Subject: Re: New member intro and questions
From: Lynn Winebarger <owinebar@free-expression.org>
Date: Fri, 3 Dec 1999 12:20:00 -0500 (EST)

On Fri, 3 Dec 1999, Crispin Cowan wrote:

> Pure research is rarely profitable all on its own.  Research is, almost by
> definition, externally sponsored in some form or another.  IBM's research
> labs are funded by IBM's product revenues, because the research enables the
> products.  University research is funded by the government and by various
> industries, because the research enables advanced capabilities and products.

   Pure research isn't exactly what I'm after.  More like people who are
able to both (a) do pure research, (b) turn around and apply it to
practical problems.  The key here would be accelerating the turn around
time between applied problems generating pure theory questions and then
seeing other areas where solutions to those questions could be applied.
Not a particularly simple task, but one I think can be done.  

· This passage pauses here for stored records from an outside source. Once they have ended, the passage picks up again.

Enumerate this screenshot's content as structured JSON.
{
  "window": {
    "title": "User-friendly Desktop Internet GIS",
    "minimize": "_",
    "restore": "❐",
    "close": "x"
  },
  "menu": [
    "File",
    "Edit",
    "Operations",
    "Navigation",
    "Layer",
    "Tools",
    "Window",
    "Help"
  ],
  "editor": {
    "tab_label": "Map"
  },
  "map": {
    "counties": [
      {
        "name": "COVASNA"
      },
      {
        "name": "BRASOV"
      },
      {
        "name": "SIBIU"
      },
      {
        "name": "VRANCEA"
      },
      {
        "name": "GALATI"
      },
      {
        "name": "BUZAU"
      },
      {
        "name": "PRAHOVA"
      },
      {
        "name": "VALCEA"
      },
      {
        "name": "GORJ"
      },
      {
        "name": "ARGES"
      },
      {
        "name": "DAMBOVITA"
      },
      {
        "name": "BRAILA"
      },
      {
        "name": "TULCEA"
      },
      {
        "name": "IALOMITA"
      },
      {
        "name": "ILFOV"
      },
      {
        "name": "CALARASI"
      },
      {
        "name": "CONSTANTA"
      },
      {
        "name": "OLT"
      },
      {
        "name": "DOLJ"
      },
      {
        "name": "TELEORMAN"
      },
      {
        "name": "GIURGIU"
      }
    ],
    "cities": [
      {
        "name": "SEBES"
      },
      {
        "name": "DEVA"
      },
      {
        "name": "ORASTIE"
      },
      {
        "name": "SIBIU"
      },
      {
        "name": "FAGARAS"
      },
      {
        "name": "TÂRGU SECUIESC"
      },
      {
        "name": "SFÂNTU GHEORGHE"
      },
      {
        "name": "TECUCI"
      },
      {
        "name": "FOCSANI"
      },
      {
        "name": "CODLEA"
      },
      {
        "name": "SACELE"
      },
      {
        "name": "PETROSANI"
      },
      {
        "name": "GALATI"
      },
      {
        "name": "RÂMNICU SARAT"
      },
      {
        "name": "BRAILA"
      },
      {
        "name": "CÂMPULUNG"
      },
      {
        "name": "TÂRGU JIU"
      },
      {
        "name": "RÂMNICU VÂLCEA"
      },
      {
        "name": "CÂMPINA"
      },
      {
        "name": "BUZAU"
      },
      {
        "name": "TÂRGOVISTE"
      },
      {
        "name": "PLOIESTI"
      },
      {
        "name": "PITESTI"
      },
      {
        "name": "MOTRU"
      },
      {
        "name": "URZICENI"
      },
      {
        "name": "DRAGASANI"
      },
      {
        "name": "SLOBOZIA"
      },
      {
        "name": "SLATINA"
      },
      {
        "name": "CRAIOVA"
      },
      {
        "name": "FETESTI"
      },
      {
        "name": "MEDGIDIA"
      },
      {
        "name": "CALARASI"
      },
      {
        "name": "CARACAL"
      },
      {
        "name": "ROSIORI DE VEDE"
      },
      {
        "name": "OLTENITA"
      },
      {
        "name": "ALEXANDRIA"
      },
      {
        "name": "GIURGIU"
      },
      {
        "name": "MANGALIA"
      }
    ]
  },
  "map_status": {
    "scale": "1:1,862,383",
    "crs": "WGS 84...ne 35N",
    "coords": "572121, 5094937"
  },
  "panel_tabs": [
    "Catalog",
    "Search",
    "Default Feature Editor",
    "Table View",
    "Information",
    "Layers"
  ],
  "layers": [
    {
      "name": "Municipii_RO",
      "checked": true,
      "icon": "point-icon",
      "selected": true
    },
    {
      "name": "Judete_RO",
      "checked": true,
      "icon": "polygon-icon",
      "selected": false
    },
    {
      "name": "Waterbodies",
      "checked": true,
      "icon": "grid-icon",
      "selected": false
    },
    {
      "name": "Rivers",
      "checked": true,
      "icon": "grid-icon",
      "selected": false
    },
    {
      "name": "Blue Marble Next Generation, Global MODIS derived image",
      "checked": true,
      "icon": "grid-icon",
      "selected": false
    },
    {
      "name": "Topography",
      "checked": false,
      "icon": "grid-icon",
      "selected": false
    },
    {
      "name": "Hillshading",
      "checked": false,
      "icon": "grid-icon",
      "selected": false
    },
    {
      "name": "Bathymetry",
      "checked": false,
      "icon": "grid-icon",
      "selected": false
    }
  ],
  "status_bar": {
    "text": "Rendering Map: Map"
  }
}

> So while you say that you don't want to do industrial or academic research,
> those are in fact the easy ways to get research done, because those are
> established institutions for funding and conducting research.  Your plan to
> bundle research (a revenue-negative activity) with free software business (a
> nascent business model with uncertain revenue prospects) sounds rife with
> difficulty.
> 
   Well, there's kind of a difference between the kind of research I want
to do and the kind the sort that is typical in universities (at least as
it relates to mathematics). It was talked about here last month (one
discussion I followed from the archives): mathematical research is very
rarified these days.  Most research that's done is very narrow, and
they're probably only a handful of people in the world who would
understand what you're working on, much less care.  Usually, the older
mathematicians get, the more this is true.  This is not the kind of
research I'm interested in.
   Probably this seems possible to me because I happen to know of an area
of crossover that's ripe for exploitation, while still needing pure work
to be done.  Actually, it's already being exploited - but there's still
pure work that needs to be done that can be widely exploited, in a variety
of ways.
   
> To realize your vision, like Leonardo Da Vinci, you will need to find a
> patron or two.  You will have to convince someone with deep pockets that the
> research & free software that you will create are in their interests.  Figure
> out what area you want to concentrate on, determine which deep-pocket FSB's
> have both money to pay and an interest in those areas, and convince them to
> fund you in some way or another.  Some business models that might inspire
> you:
> 
>    * Start a small company and sell consulting services, e.g. like Schneier's
>      Counterpane.
>    * Start a small-ish company and sell customized software like Cygnus.
>    * Go direct:  try to get hired by a big FSB, e.g. Red Hat, Turbo, or VA
> 
   I was thinking something along the lines of (1) and (2) (or actually 2,
since Cygnus sells consulting services), as well as writing
books/seminars/etc.  Patrons would definitely be helpful, but I don't know
how difficult it would be to convince companies to not be free riders.
It's the old prisoner's dilemma problem.

> Of course, you also face competition.  All of these things have been done
> before, so you have to do something better than the previous people, much
> better.
> 
   There's the rub.  

> This reads like a naive attempt to re-invent universities and research
> institutes.
   Yup.  

>     People who build and work at such institutions generally do so
> for love of the work and stupidity :-) and not for the money.  They tend to
> be very marginal financially.  If you feel that your kind of organization can
> do better in the research business, you're going to have to have a deep
> understanding of how the existing institutes work, and find real ways to do
> it better.  This is in addition to the usual enormous problem of convincing a
> brain-trust's worth of people that your way really is better, etc. etc.
> 
   This is very useful advice (having a deep understanding of how the
existing institutes work).   As for the brain-trust's worth of people,
that would depend on how they feel about the current situation, and
whether they're the type of researchers that would work in this situation
anyway (I don't think there are a lot, unfortunately).